On September 13, 2001, the U.S. Environmental Protection Agency (EPA) adds Seattle's Duwamish Waterway to its National Priority List of polluted sites. As much as four feet of sediment at the mouth of the waterway is contaminated with volatile organic compounds, polychlorinated biphenyls, heavy metals, and other chemicals. The pollution is the result of discharges of industrial and municipal wastes since the area was developed for industrial use in the early 1900s. Under the federal Superfund law, National Priority List sites can be cleaned up at the expense of the responsible parties and the Superfund.
The Duwamish River originally meandered down its fertile valley and emptied through wetlands into Elliott Bay. The wetlands were filled with soil from Seattle's regrade and canal projects. Industries were established on the river to take advantage of its access to the sea.
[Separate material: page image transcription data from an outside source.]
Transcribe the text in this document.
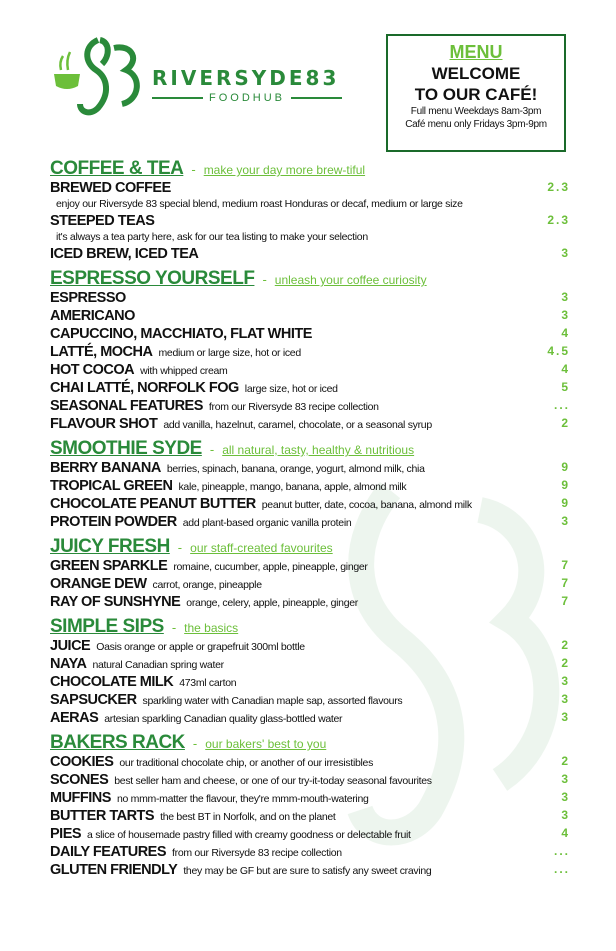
RIVERSYDE83
FOODHUB
MENU
WELCOME
TO OUR CAFÉ!
Full menu Weekdays 8am-3pm
Café menu only Fridays 3pm-9pm
COFFEE & TEA - make your day more brew-tiful
BREWED COFFEE	2.3
enjoy our Riversyde 83 special blend, medium roast Honduras or decaf, medium or large size
STEEPED TEAS	2.3
it's always a tea party here, ask for our tea listing to make your selection
ICED BREW, ICED TEA	3
ESPRESSO YOURSELF - unleash your coffee curiosity
ESPRESSO	3
AMERICANO	3
CAPUCCINO, MACCHIATO, FLAT WHITE	4
LATTÉ, MOCHA medium or large size, hot or iced	4.5
HOT COCOA with whipped cream	4
CHAI LATTÉ, NORFOLK FOG large size, hot or iced	5
SEASONAL FEATURES from our Riversyde 83 recipe collection	...
FLAVOUR SHOT add vanilla, hazelnut, caramel, chocolate, or a seasonal syrup	2
SMOOTHIE SYDE - all natural, tasty, healthy & nutritious
BERRY BANANA berries, spinach, banana, orange, yogurt, almond milk, chia	9
TROPICAL GREEN kale, pineapple, mango, banana, apple, almond milk	9
CHOCOLATE PEANUT BUTTER peanut butter, date, cocoa, banana, almond milk	9
PROTEIN POWDER add plant-based organic vanilla protein	3
JUICY FRESH - our staff-created favourites
GREEN SPARKLE romaine, cucumber, apple, pineapple, ginger	7
ORANGE DEW carrot, orange, pineapple	7
RAY OF SUNSHYNE orange, celery, apple, pineapple, ginger	7
SIMPLE SIPS - the basics
JUICE Oasis orange or apple or grapefruit 300ml bottle	2
NAYA natural Canadian spring water	2
CHOCOLATE MILK 473ml carton	3
SAPSUCKER sparkling water with Canadian maple sap, assorted flavours	3
AERAS artesian sparkling Canadian quality glass-bottled water	3
BAKERS RACK - our bakers' best to you
COOKIES our traditional chocolate chip, or another of our irresistibles	2
SCONES best seller ham and cheese, or one of our try-it-today seasonal favourites	3
MUFFINS no mmm-matter the flavour, they're mmm-mouth-watering	3
BUTTER TARTS the best BT in Norfolk, and on the planet	3
PIES a slice of housemade pastry filled with creamy goodness or delectable fruit	4
DAILY FEATURES from our Riversyde 83 recipe collection	...
GLUTEN FRIENDLY they may be GF but are sure to satisfy any sweet craving	...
Beginning in 1913, the meanders were straightened to allow deep water vessels to dock at industries and to control flooding. Lumber mills, canneries, and other manufacturing operations discharged their wastes into the fresh water that flowed to Puget Sound and the sea. Operations such as shipyards and the Boeing Company's manufacture of airplanes produced persistent waste streams including heavy metals and volatile organic compounds. Municipal sewage systems, which also received industrial wastes, contributed to the toxic brew. Laws did not begin to regulate these discharges until midway through the twentieth century.
In 1980, Congress passed the Comprehensive Environmental Response, Compensation, and Liability Act - The Superfund - (40 U.S.C. 9601 et seq.) to clean up polluted sites around the country. The Duwamish joined 48 other Superfund sites in Washington state including Seattle's Harbor Island, Tacoma's Commencement Bay, and the Hanford Nuclear Reservation in Eastern Washington.